Important Study from the Open Philanthropy Project on the Effect of Incarceration on Crime
One of the most intractable questions in criminal justice is whether incapacitation of offenders reduces crime. The assumption that it does undergirds our explosive rise in incarceration rates over recent decades, but is it accurate? The answer is not purely an academic one. It is a critical prerequisite to current criminal justice reform efforts, and in particular, those focused on decarceration and alternatives to incarceration. It is also important to sentencing advocates, who will frequently cite to studies that conclude that long sentences do not deter and that prison actually exacerbates recidivism. Now, there is a an important meta-study from the Open Philanthropy Project, published in September 2017, The Impacts of Incarceration on Crime (see also here and here), in which David Roodman subjects three dozen empirical studies on the link between incarceration and crime to a rigorous review, including replication and reanalysis of eight of the studies. He concludes, in essence, that while incarceration may modestly lower crime rates temporarily, this decrease is cancelled out by the criminogenic impact of incarceration, which increases crime rates. As such, the “best impact of additional incarceration on crime in the United States today is zero.” His key findings, subject to several caveats, can be summarized as follows:
- Deterrence: Longer sentences do not clearly deter crime. Swift and certain punishment can deter, when practical, but perhaps works mainly when complemented with positive incentives and appropriate treatment.
- Incapacitation: Incapacitation is real — time inside prison does indeed reduce crime outside prison.
* but *
- Rehabilitation: Most relevant, credible studies suggest that incarceration aftereffects are harmful, and strong enough to offset the crime benefits of incapacitation.

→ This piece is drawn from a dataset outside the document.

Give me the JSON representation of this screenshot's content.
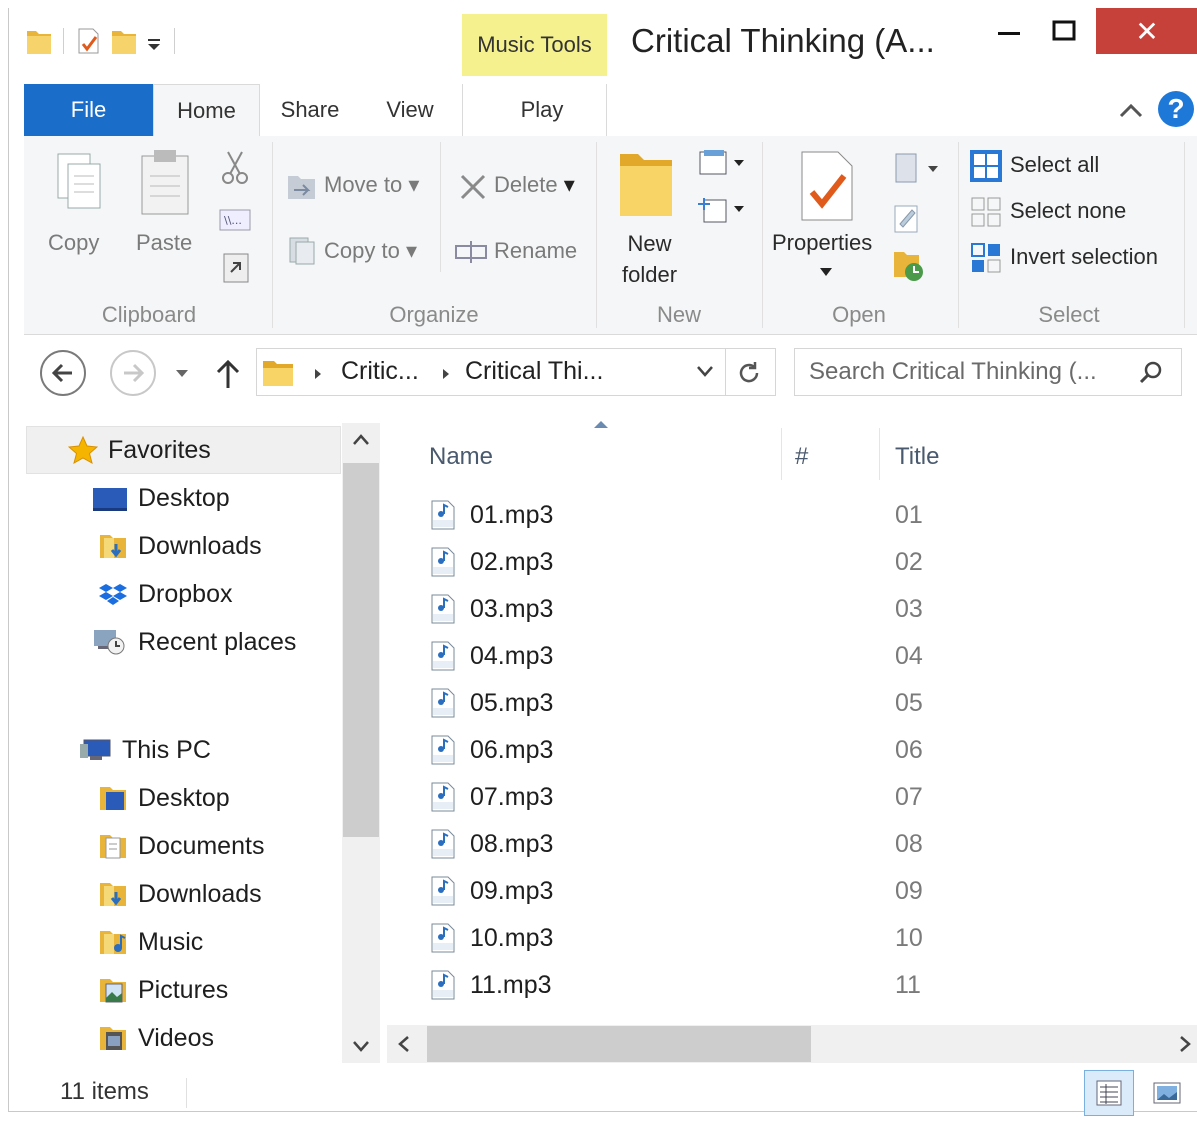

Finally, Roodman focused on “high credibility” studies (those that could exploit randomized experiments), and in particular, eight studies where he could access the underlying data and code (i.e. the studies with the highest integrity). “Replication and subsequent reanalysis of these eight revealed significant econometric concerns in seven and led to major reinterpretations in four” leading him to conclude that “even the best studies on incarceration and crime are less reliable than they appear.” Moreover, Roodman’s review “focuses mainly on studies that compare incarceration to ordinary freedom or traditional supervised released (probation and parole), as distinct from alternatives such as in-patient drug treatment and restorative justice conferences. Those options may offer promise, and deserve more research and evidence reviews.”